Pentoxifylline inhibits growth and collagen synthesis of cultured human hepatic myofibroblast-like cells



During the course of liver fibrogenesis, myofibroblast-like cells (MFLC), mostly derived from hepatic stellate cells, proliferate and synthesize excessive amounts of extracellular matrix components. Pentoxifylline (PTX) elicits antiproliferative and antifibrogenic effects in human dermal fibroblasts. The aim of this study was to test the effects of PTX on the proliferation and the synthesis of collagen and gelatinase A in cultured human hepatic MFLC. MFLC were obtained by outgrowth from human liver explants.

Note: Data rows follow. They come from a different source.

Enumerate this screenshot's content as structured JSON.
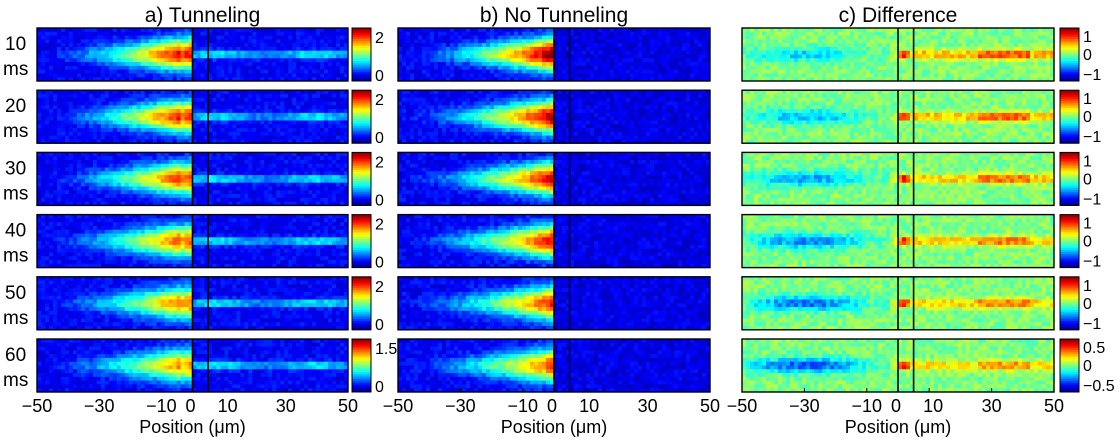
{
  "figure": {
    "panels": [
      {
        "title": "a)  Tunneling",
        "kind": "tunneling"
      },
      {
        "title": "b)  No Tunneling",
        "kind": "notunnel"
      },
      {
        "title": "c)  Difference",
        "kind": "difference"
      }
    ],
    "rows": [
      {
        "time": "10",
        "unit": "ms"
      },
      {
        "time": "20",
        "unit": "ms"
      },
      {
        "time": "30",
        "unit": "ms"
      },
      {
        "time": "40",
        "unit": "ms"
      },
      {
        "time": "50",
        "unit": "ms"
      },
      {
        "time": "60",
        "unit": "ms"
      }
    ],
    "xlabel": "Position (μm)",
    "xticks": [
      "−50",
      "−30",
      "−10",
      "0",
      "10",
      "30",
      "50"
    ],
    "colorbars": {
      "tunneling": [
        {
          "top": "2",
          "bottom": "0"
        },
        {
          "top": "2",
          "bottom": "0"
        },
        {
          "top": "2",
          "bottom": "0"
        },
        {
          "top": "2",
          "bottom": "0"
        },
        {
          "top": "2",
          "bottom": "0"
        },
        {
          "top": "1.5",
          "bottom": "0"
        }
      ],
      "difference": [
        {
          "top": "1",
          "mid": "0",
          "bottom": "−1"
        },
        {
          "top": "1",
          "mid": "0",
          "bottom": "−1"
        },
        {
          "top": "1",
          "mid": "0",
          "bottom": "−1"
        },
        {
          "top": "1",
          "mid": "0",
          "bottom": "−1"
        },
        {
          "top": "1",
          "mid": "0",
          "bottom": "−1"
        },
        {
          "top": "0.5",
          "mid": "0",
          "bottom": "−0.5"
        }
      ]
    },
    "colormap": "jet",
    "barrier_lines_um": [
      0,
      5
    ]
  },
  "chart_data": {
    "type": "heatmap",
    "colormap": "jet",
    "xlabel": "Position (μm)",
    "xlim": [
      -50,
      50
    ],
    "xtick_values": [
      -50,
      -30,
      -10,
      0,
      10,
      30,
      50
    ],
    "times_ms": [
      10,
      20,
      30,
      40,
      50,
      60
    ],
    "panels": [
      {
        "title": "a)  Tunneling",
        "colorbar_ranges": [
          [
            0,
            2
          ],
          [
            0,
            2
          ],
          [
            0,
            2
          ],
          [
            0,
            2
          ],
          [
            0,
            2
          ],
          [
            0,
            1.5
          ]
        ]
      },
      {
        "title": "b)  No Tunneling"
      },
      {
        "title": "c)  Difference",
        "colorbar_ranges": [
          [
            -1,
            1
          ],
          [
            -1,
            1
          ],
          [
            -1,
            1
          ],
          [
            -1,
            1
          ],
          [
            -1,
            1
          ],
          [
            -0.5,
            0.5
          ]
        ]
      }
    ]
  }
}
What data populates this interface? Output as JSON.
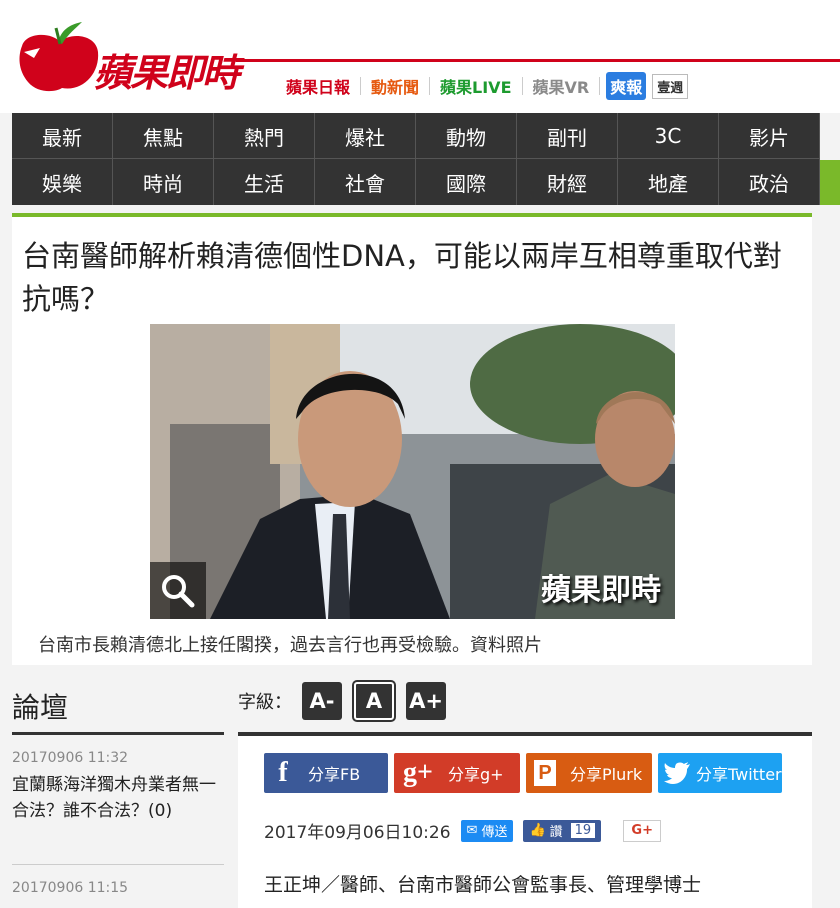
{
  "header": {
    "logo_text": "蘋果即時",
    "brands": [
      "蘋果日報",
      "動新聞",
      "蘋果LIVE",
      "蘋果VR",
      "爽報",
      "壹週"
    ]
  },
  "nav": {
    "row1": [
      "最新",
      "焦點",
      "熱門",
      "爆社",
      "動物",
      "副刊",
      "3C",
      "影片"
    ],
    "row2": [
      "娛樂",
      "時尚",
      "生活",
      "社會",
      "國際",
      "財經",
      "地產",
      "政治"
    ]
  },
  "article": {
    "title": "台南醫師解析賴清德個性DNA，可能以兩岸互相尊重取代對抗嗎？",
    "photo_watermark": "蘋果即時",
    "caption": "台南市長賴清德北上接任閣揆，過去言行也再受檢驗。資料照片",
    "date": "2017年09月06日10:26",
    "author": "王正坤／醫師、台南市醫師公會監事長、管理學博士"
  },
  "fontsize": {
    "label": "字級：",
    "small": "A-",
    "normal": "A",
    "large": "A+"
  },
  "share": {
    "fb": "分享FB",
    "gplus": "分享g+",
    "plurk": "分享Plurk",
    "twitter": "分享Twitter",
    "message": "傳送",
    "like_label": "讚",
    "like_count": "19",
    "gplus_small": "G+"
  },
  "forum": {
    "title": "論壇",
    "items": [
      {
        "date": "20170906 11:32",
        "text": "宜蘭縣海洋獨木舟業者無一合法？誰不合法？(0)"
      },
      {
        "date": "20170906 11:15",
        "text": ""
      }
    ]
  },
  "colors": {
    "brand_red": "#d0021b",
    "nav_bg": "#333333",
    "accent_green": "#7ab92a"
  }
}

PTX markedly reduced serum-driven cell proliferation, as assessed by nuclear autoradiography experiments and measurement of actual cell growth. Growth inhibition was totally reversed after removal of the drug. PTX also affected collagen synthesis, as measured by [3H]hydroxyproline incorporation into proteins. Synthesis of secreted collagen was reduced by 24% and 67% at concentrations of 100 microg/mL and 500 microg/mL, respectively. This was associated with a decrease in type I and III procollagen messenger RNA (mRNA), indicating an effect at a pretranslational level. In contrast, PTX did not affect either gelatinase A activity released in culture medium or the expression of its specific mRNA. In conclusion, PTX exhibits potent antiproliferative and antifibrogenic effects toward hepatic MFLC. These results suggest that PTX might have therapeutic implications in chronic liver disease.